I couldn’t agree more!
——-
{wrote this yesterday but was just too tired to actually hit the post button}
While it is still hot, hot, hot outside, the temperature inside has cooled considerably; we spent our day having our first day of school.
The kids woke up to find at the bottom of the steps a pile for each of them – new school supplies, a few treats, and a mom-made All About Me Poster. A little side note: one of the things that I enjoyed this year was that when we went school shopping, the kids opted to save some money and not buy everything new. We did buy a few new things – either things we didn’t have before or things that needed to be replaced – but over and over they said, “I don’t need a new one of those; I’d rather spend the money on something fun!” I didn’t prompt this, but they are learning that smart decisions get rewarded!
We did a devotion this morning from 1 Corinthians, talking about how we should honor the Lord with everything that we do.

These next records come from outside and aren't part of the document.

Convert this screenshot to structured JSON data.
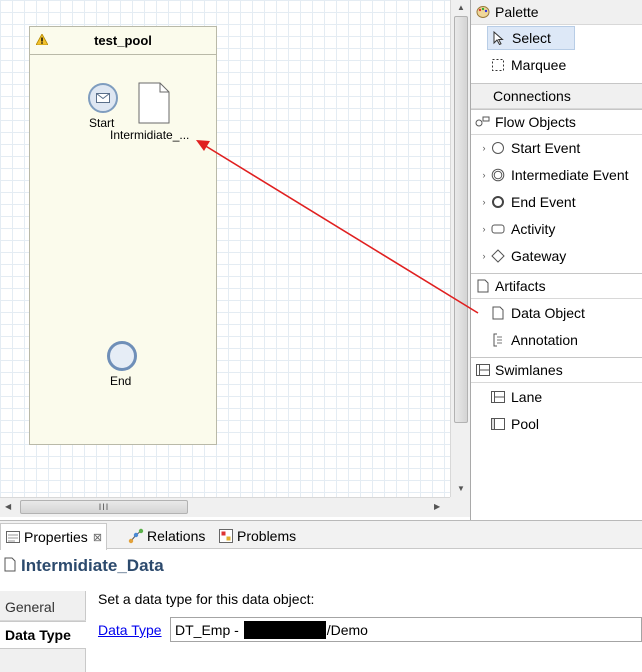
{
  "canvas": {
    "pool": {
      "title": "test_pool"
    },
    "start_event": {
      "label": "Start"
    },
    "data_object": {
      "label": "Intermidiate_..."
    },
    "end_event": {
      "label": "End"
    },
    "hscroll_grip": "III"
  },
  "palette": {
    "header": "Palette",
    "tools": [
      {
        "label": "Select",
        "icon": "arrow-pointer-icon",
        "selected": true
      },
      {
        "label": "Marquee",
        "icon": "marquee-icon"
      }
    ],
    "sections": {
      "connections": "Connections",
      "flow_objects": "Flow Objects",
      "artifacts": "Artifacts",
      "swimlanes": "Swimlanes"
    },
    "flow_items": [
      {
        "label": "Start Event",
        "icon": "circle-icon"
      },
      {
        "label": "Intermediate Event",
        "icon": "double-circle-icon"
      },
      {
        "label": "End Event",
        "icon": "thick-circle-icon"
      },
      {
        "label": "Activity",
        "icon": "rounded-rect-icon"
      },
      {
        "label": "Gateway",
        "icon": "diamond-icon"
      }
    ],
    "artifact_items": [
      {
        "label": "Data Object",
        "icon": "document-icon"
      },
      {
        "label": "Annotation",
        "icon": "annotation-icon"
      }
    ],
    "swimlane_items": [
      {
        "label": "Lane",
        "icon": "lane-icon"
      },
      {
        "label": "Pool",
        "icon": "pool-icon"
      }
    ]
  },
  "bottom": {
    "tabs": {
      "properties": "Properties",
      "close": "⊠",
      "relations": "Relations",
      "problems": "Problems"
    },
    "title": "Intermidiate_Data",
    "side_tabs": {
      "general": "General",
      "data_type": "Data Type"
    },
    "description": "Set a data type for this data object:",
    "field_label": "Data Type",
    "field_value_prefix": "DT_Emp - ",
    "field_value_suffix": "/Demo"
  },
  "colors": {
    "pool_fill": "#fbfbec",
    "event_stroke": "#6f8fb8",
    "title_color": "#2c4a6d",
    "arrow": "#e02020",
    "selection": "#dde8f7"
  }
}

Then we dove into a checklist of back-to-school kinds of activities.
Here is list of things to do this week:
- Draw and color a page for the front of your binder.
- Organize bins and binders (each child has a bin where his/her school books live and a binder that is his/her main work binder)
- Sharpen pencils and have erasers ready
- Art Lesson (Yay!)
- “Why Study History?” lesson from Tapestry of Grace
- Calendar (one child decorated around the calendar, one child wrote family birthdays and holidays, and one child crossed off all the days until the 20th)
- Reading
- “All About Me” Poster (The kids were supposed to work on this any time they didn’t have something else to do)
- Put together a time capsule
And that, my friends, sums up the official end of our summer break.